The first name that I am highlighting make up 70% of the world consumption and its scientific name is Coffea Arabica and between the two types of coffee beans, this is the one that is highly favored.
It is also much more costly than the other one due to its unique growing conditions. For these plants to thrive, you would need at altitude of at least a thousand meter and the temperature cannot go beyond 20 degree Celsius.
In comparison, the second type of coffee that makes up the 30% of the coffee consumption can be grown in temperature as high as 27 degree Celsius and on almost any grounds. It is very hardy but coffee drinkers do not like the bitterness that is associated with this type of beans.
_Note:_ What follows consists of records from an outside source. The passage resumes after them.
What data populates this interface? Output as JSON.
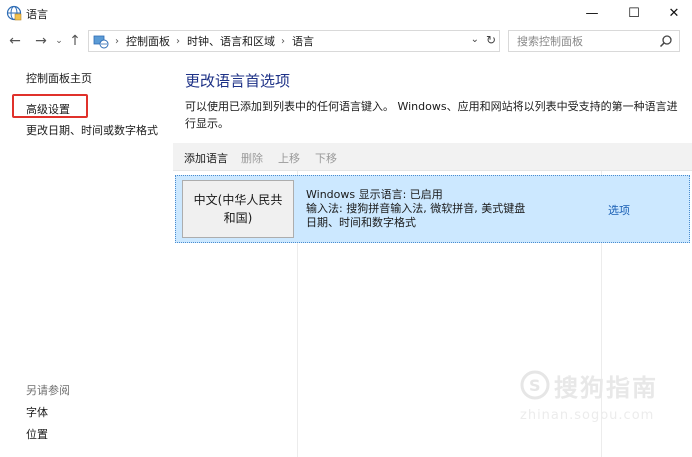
{
  "window": {
    "title": "语言",
    "minimize_label": "—",
    "maximize_label": "☐",
    "close_label": "✕"
  },
  "nav": {
    "back_label": "←",
    "forward_label": "→",
    "recent_label": "⌄",
    "up_label": "↑"
  },
  "address": {
    "breadcrumbs": [
      "控制面板",
      "时钟、语言和区域",
      "语言"
    ],
    "dropdown_label": "⌄",
    "refresh_label": "↻"
  },
  "search": {
    "placeholder": "搜索控制面板"
  },
  "sidebar": {
    "home": "控制面板主页",
    "advanced": "高级设置",
    "change_date": "更改日期、时间或数字格式",
    "see_also_label": "另请参阅",
    "fonts": "字体",
    "location": "位置"
  },
  "main": {
    "heading": "更改语言首选项",
    "description": "可以使用已添加到列表中的任何语言键入。 Windows、应用和网站将以列表中受支持的第一种语言进行显示。"
  },
  "toolbar": {
    "add": "添加语言",
    "remove": "删除",
    "move_up": "上移",
    "move_down": "下移"
  },
  "languages": [
    {
      "name": "中文(中华人民共和国)",
      "display_status": "Windows 显示语言: 已启用",
      "input_methods": "输入法: 搜狗拼音输入法, 微软拼音, 美式键盘",
      "formats": "日期、时间和数字格式",
      "options": "选项"
    }
  ],
  "watermark": {
    "main": "搜狗指南",
    "sub": "zhinan.sogou.com"
  },
  "colors": {
    "heading": "#1e3287",
    "link": "#1a5fb4",
    "selected_row": "#cce8ff",
    "highlight_box": "#e0312b"
  }
}
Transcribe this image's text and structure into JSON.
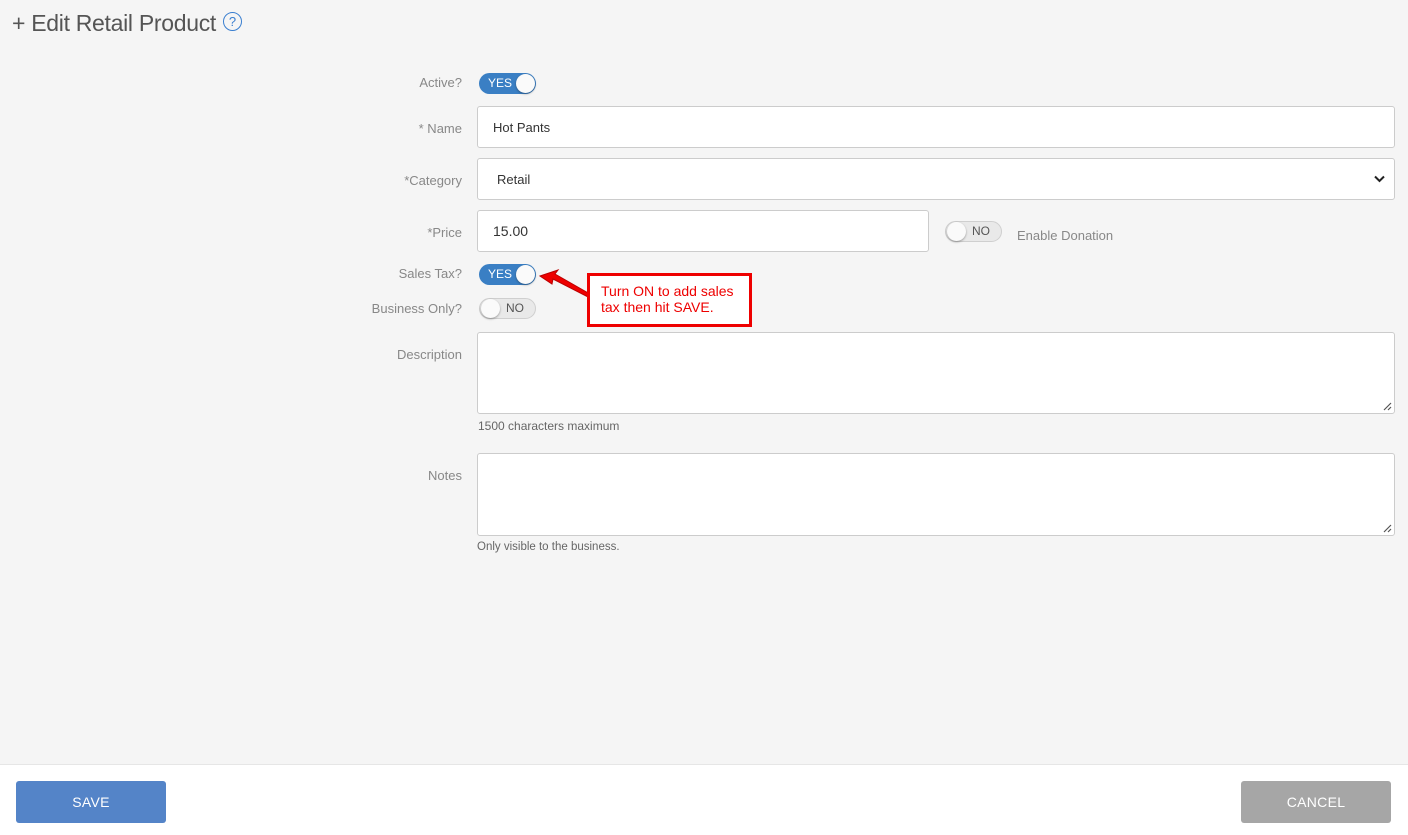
{
  "header": {
    "title": "+ Edit Retail Product",
    "help_icon": "question-circle-icon"
  },
  "form": {
    "active": {
      "label": "Active?",
      "toggle": "YES"
    },
    "name": {
      "label": "* Name",
      "value": "Hot Pants"
    },
    "category": {
      "label": "*Category",
      "value": "Retail",
      "icon": "chevron-down-icon"
    },
    "price": {
      "label": "*Price",
      "value": "15.00"
    },
    "donation": {
      "toggle": "NO",
      "label": "Enable Donation"
    },
    "sales_tax": {
      "label": "Sales Tax?",
      "toggle": "YES"
    },
    "business_only": {
      "label": "Business Only?",
      "toggle": "NO"
    },
    "description": {
      "label": "Description",
      "value": "",
      "hint": "1500 characters maximum"
    },
    "notes": {
      "label": "Notes",
      "value": "",
      "hint": "Only visible to the business."
    }
  },
  "annotation": {
    "line1": "Turn ON to add sales",
    "line2": "tax then hit SAVE.",
    "color": "#ee0000"
  },
  "footer": {
    "save_label": "SAVE",
    "cancel_label": "CANCEL"
  },
  "colors": {
    "toggle_on": "#3a7fc4",
    "save": "#5484c8",
    "cancel": "#a6a6a6",
    "accent": "#3a7fd0"
  }
}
Its scientific name is Coffea Canephora and most of us know it by the name Robusta. This is considered to be inferior to Arabica and is seldom sold by itself. The only genre of products that has these beans by itself is processed or canned coffee that does not has a strong focus on the flavor of the beans.
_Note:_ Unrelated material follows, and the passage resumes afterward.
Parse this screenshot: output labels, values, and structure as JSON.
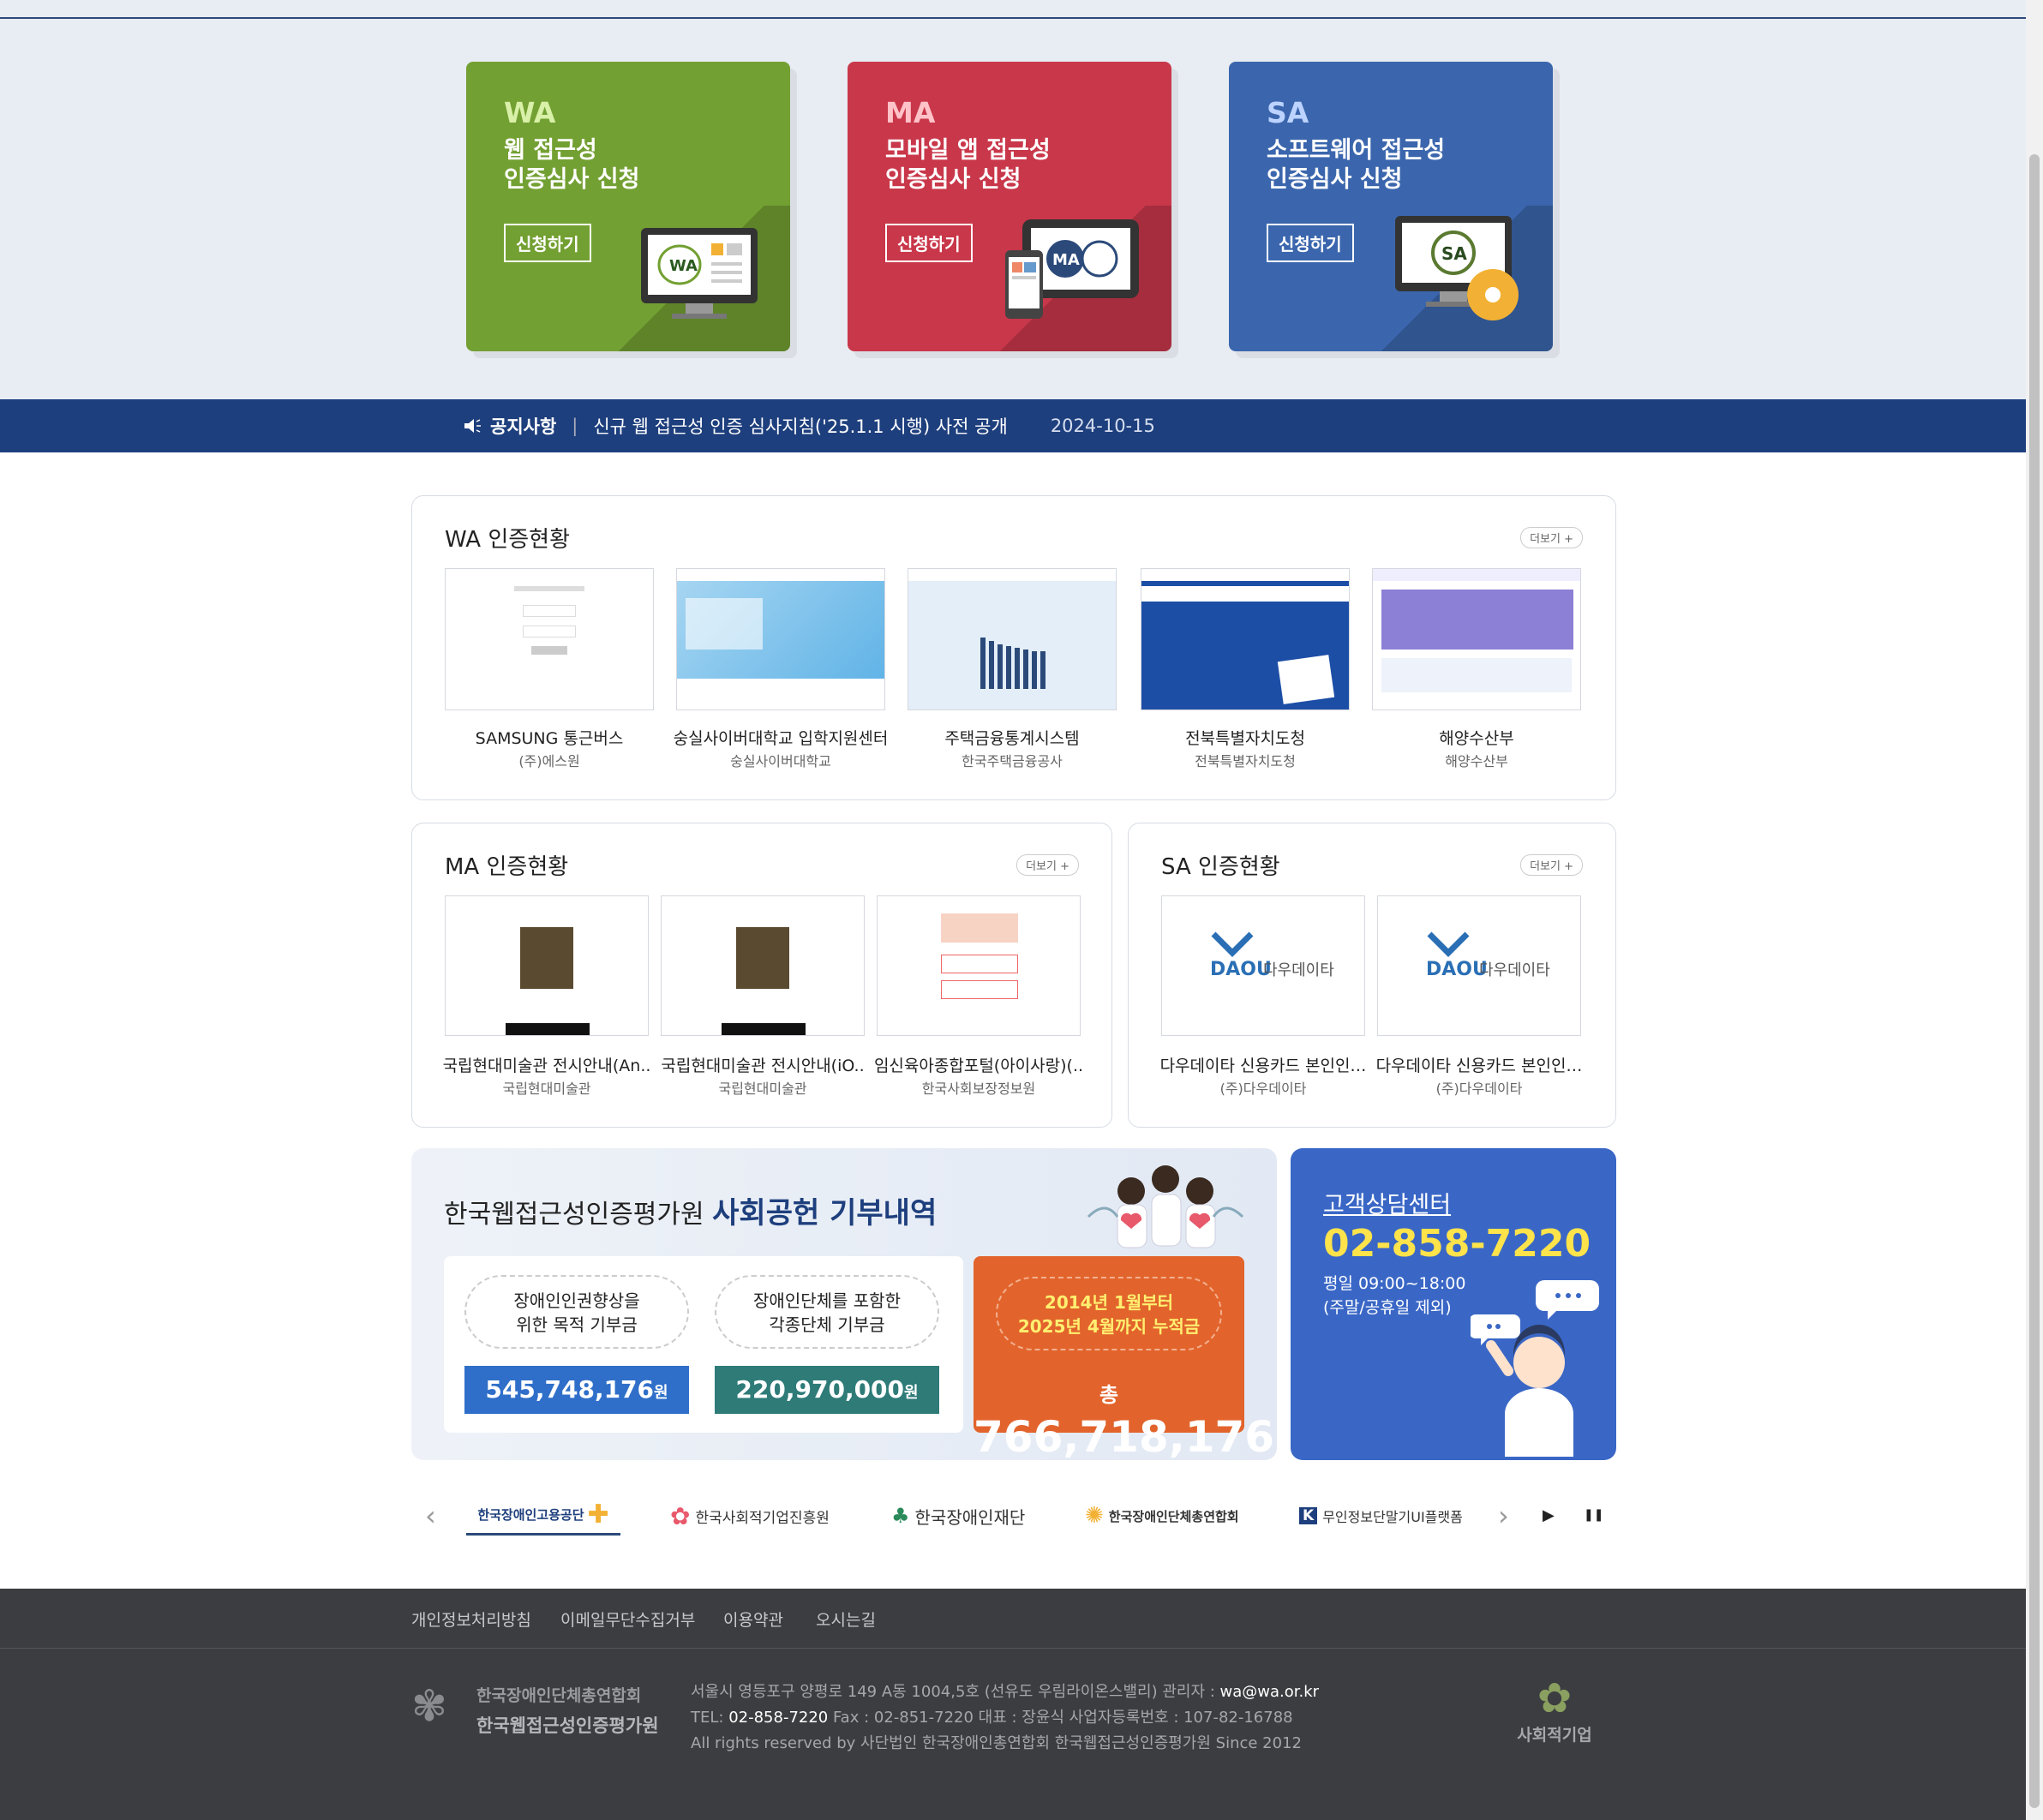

The other uses for these beans are fillers for Arabica beans, which because of its higher pricing would usually be packed with a generous dose of Robusta to make it affordable to consumers.
If you read the labels in the supermarket, you would always see a brand name followed by the blend and the roasting method. Very rarely, you would see either type of beans by itself.
Then what about the Blue Mountains, Kenya AA or the Kona coffee? The fact is, all these are Arabica beans, but they are prized for the locality which they are being grown in. It is more of a brand rather than a type.
Take for example, the Jamaican Blue Mountains that is known for its mild flavor that has no bitter taste. This is possible because of the cool and misty climate that is exclusive to the blue mountain area.
So, folks looking for this particular taste would look for this range of beans. Similarly, Kenya coffee would have a different taste and so would the beans that are grown in other parts of the world.
Now you know that if you are talking about types of coffee beans, there are only two. But, if you are looking for brands of beans that come with its unique taste profile, there are many and it would take more than an article to categorize them.